23.6.10

Saldır Marsel! Okey, Let's Go...

2001 yazı.. Henüz 15 yaşında, sporu sadece spor için izleyen biriydim. Sydney Olimpiyatları ve Hollanda'nın yine şampiyon olamadığı bir Avrupa Şampiyonası'nın ardından bocalamıştım, birden sporsuz kalınca... Yetmezmiş gibi 2. kez emeklilikten dönmüş olan Michal Jordan satın aldığı oyuncularını motive etmek bahanesiyle Washington Wizards formasıyla, yıllarca giydiği siyah-kırmızı(!) Bulls formasına ihanet ettiği yetmezmiş gibi ortalama bir performans göstermiş ve gözümde büyüttüğüm "Majesteleri"nin kıymetini sorgulatır olmuştu...

En beteri de Eskişehirspor yine çıkamamıştı düştüğü 2B çukurundan...

İşte tam da bu kadar tatsızlığın arasında nefes almak için alternatiflere yönelmiştim ki, TRT Wimbledon Tenis Turnuvası'yla göz kırptı bana... Son bir şans verdim 2001 yazına ve hayatımın en doğru hareketlerinden birini yaptığımı anladım Goran Ivanišević sayesinde!



O yıl normal şartlarda, 125. sırada olduğu için, turnuvaya katılamayacak olan Hırvat Tenisçi'ye davet gönderen organizatörler işin bu noktaya geleceğini asla tahmin edememiştir. Her turda, bu kez şansı yaver gitmez denilen Hırvat raket* finale kadar geldi ve şampiyon oldu! Ama, benim asıl ilgimi çeken şey Wimbledon tarihinde görülmemiş bir şekilde "tribün" yapan Hırvat seyircilerdi.. Geleneklere son derece dikkat edilen; seyirci kitlesi hakkında konuşulurken prestij, elit, üst sınıf gibi terimlerin sıkça kullanıldığı bu turnuvaya belki de ömürleri boyunca bir daha denk gelemeyecekleri bir başarı öyküsünü izlemeye gelmiş halk sınıfı vardı tribünlerde... Özellikle final maçında baş hakem tarafından defalarca uyarılmasına rağmen her sayıdan sonra gol olmuşçasına sevinen Hırvat seyirciler yüzümü öyle güldürüyordu ki, hakemin yaptığını küstahlık olarak algılıyordum... Çünkü, o kadar benziyoruz ki o gün orada bulunan Hırvat seyircilerle, benimsemiştim Ivanisevic'i.

Gelelim yazının esas öznesine : Marsel İlhan!
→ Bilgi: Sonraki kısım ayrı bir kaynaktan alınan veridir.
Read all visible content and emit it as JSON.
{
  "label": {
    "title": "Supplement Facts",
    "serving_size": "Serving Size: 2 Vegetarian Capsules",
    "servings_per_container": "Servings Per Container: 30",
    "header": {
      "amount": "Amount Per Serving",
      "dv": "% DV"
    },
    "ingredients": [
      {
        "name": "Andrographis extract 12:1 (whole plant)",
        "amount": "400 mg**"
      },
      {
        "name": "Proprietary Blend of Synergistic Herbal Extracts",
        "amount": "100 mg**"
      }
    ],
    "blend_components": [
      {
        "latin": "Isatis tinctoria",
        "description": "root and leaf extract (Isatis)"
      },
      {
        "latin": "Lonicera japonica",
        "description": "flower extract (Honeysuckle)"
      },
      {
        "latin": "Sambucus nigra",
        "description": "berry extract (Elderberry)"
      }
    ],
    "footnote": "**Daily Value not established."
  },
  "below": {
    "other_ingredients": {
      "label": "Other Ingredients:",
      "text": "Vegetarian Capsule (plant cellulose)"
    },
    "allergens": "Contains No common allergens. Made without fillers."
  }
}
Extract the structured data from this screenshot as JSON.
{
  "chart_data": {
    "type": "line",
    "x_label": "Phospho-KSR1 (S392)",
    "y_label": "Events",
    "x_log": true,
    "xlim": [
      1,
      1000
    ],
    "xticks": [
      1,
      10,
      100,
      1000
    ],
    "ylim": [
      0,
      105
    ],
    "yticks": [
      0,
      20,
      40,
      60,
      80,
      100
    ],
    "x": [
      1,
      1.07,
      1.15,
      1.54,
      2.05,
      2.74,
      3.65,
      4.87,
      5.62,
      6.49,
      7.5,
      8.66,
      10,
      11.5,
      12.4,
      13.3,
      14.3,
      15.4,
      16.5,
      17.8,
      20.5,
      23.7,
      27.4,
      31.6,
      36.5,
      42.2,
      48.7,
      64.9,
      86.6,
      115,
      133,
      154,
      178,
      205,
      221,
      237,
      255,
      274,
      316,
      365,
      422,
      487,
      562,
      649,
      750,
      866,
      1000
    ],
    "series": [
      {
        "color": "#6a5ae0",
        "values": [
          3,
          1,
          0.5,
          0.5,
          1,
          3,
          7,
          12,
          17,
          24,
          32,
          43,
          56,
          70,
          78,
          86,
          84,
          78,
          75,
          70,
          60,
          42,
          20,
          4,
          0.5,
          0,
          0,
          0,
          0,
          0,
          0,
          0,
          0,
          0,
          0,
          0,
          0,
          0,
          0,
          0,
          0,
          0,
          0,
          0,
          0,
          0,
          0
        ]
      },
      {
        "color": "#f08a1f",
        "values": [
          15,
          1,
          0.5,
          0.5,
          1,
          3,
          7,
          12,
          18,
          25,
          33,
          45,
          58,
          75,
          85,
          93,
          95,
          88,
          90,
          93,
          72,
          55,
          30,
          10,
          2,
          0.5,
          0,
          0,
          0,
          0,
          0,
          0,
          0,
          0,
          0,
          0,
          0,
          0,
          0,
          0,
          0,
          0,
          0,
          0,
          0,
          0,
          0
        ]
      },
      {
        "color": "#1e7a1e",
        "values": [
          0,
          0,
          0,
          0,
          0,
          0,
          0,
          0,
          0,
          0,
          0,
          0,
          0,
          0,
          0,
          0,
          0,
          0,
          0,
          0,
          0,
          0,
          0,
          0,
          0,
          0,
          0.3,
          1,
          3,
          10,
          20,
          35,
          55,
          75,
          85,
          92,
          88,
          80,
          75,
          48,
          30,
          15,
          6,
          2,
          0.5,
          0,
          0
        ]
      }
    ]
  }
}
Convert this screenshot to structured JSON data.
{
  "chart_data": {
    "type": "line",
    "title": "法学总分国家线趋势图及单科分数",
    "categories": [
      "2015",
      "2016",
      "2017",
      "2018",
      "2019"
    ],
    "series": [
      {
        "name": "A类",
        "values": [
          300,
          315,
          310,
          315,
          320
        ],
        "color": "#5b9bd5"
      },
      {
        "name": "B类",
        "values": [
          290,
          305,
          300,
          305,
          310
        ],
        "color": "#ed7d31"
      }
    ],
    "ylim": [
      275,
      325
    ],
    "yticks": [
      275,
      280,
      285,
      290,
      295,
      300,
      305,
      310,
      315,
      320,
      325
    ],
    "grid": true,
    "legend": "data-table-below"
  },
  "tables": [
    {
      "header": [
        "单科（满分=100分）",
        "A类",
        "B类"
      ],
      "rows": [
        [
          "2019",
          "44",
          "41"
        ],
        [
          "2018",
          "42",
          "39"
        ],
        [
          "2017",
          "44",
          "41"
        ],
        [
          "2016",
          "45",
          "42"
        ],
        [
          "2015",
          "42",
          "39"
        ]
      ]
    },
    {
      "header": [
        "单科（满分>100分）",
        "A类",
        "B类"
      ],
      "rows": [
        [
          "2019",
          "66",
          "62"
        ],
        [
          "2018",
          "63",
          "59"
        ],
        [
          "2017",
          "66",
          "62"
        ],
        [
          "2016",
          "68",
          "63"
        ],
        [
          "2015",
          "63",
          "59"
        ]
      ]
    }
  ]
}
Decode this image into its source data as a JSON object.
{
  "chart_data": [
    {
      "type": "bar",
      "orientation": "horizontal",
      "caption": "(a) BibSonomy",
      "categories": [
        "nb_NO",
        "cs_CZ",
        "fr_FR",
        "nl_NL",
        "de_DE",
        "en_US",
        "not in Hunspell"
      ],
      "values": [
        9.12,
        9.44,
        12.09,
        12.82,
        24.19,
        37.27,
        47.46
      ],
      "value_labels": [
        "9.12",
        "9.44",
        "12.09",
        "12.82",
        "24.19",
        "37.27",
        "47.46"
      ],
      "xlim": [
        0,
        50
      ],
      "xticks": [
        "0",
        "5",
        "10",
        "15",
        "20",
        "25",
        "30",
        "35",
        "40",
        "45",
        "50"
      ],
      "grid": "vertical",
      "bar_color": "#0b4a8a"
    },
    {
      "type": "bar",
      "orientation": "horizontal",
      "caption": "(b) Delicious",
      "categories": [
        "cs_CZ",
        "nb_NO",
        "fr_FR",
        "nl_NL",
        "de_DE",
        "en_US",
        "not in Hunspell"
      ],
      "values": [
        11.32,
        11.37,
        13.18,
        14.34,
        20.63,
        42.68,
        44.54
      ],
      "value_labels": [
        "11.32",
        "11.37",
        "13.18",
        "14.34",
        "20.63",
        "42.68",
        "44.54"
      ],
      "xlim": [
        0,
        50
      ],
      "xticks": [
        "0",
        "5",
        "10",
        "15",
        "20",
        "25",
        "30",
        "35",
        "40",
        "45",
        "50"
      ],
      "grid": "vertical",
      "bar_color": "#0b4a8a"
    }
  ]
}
2010 yazında Vuvuzela sponsorluğunda, Türkiye'siz düzenlenen, istisnalar dışında tatsız tutsuz ve golsüz bir Dünya Kupası var oyalanmaya çalıştığımız... Michael Jordan emekli olalı 8 yıl olmuş. Eskişehirspor 2B'den kurtulmuş olsa da ezeli rakibimizin şampiyon olduğu ligde ancak 7. sırada bitirmenin hüznü var bu kez üzerimde, yine 2001'de olduğu gibi alternatif arayışlarına girdim kısacası... Ve 2001'den biraz farklı olarak Ntvspor göz kırptı bana Wimbledon'la.. Hem de bu kez sıcaklığını hissettiğim adam benim dilimi konuşuyor, benim ülkemde yaşıyor..

Başın öne eğilmesin...

İlk turu zor da olsa geçti Marsel.. İkinci tur maçında Rumen Hanesko karşısında inancını gösterdi ve tıpkı Euro 2008'de olduğu gibi 2-0'dan geri dönmek istedi... Ama yapamadı. Biraz talihsizlik, biraz tecrübesizlik engel oldu 2. Ivanisevic vakasına. Ancak, ben alacağımı aldım bu turnuvada Marsel'den.. Zaten Özbek kökenli oluşuna dikkat etmezsek ilk defa bir Türk katıldı turnuvaya. Tamam, Hırvatlar gibi dolduramadık kortun etrafını, tezahürat yapamadık Marsel için ama başta da yazdığım gibi Dünya Kupası'na zorlandığımız bir süreçte nefes alma fırsatı verdi bize...

Tüm bunlar için teşekkürler Marsel İlhan!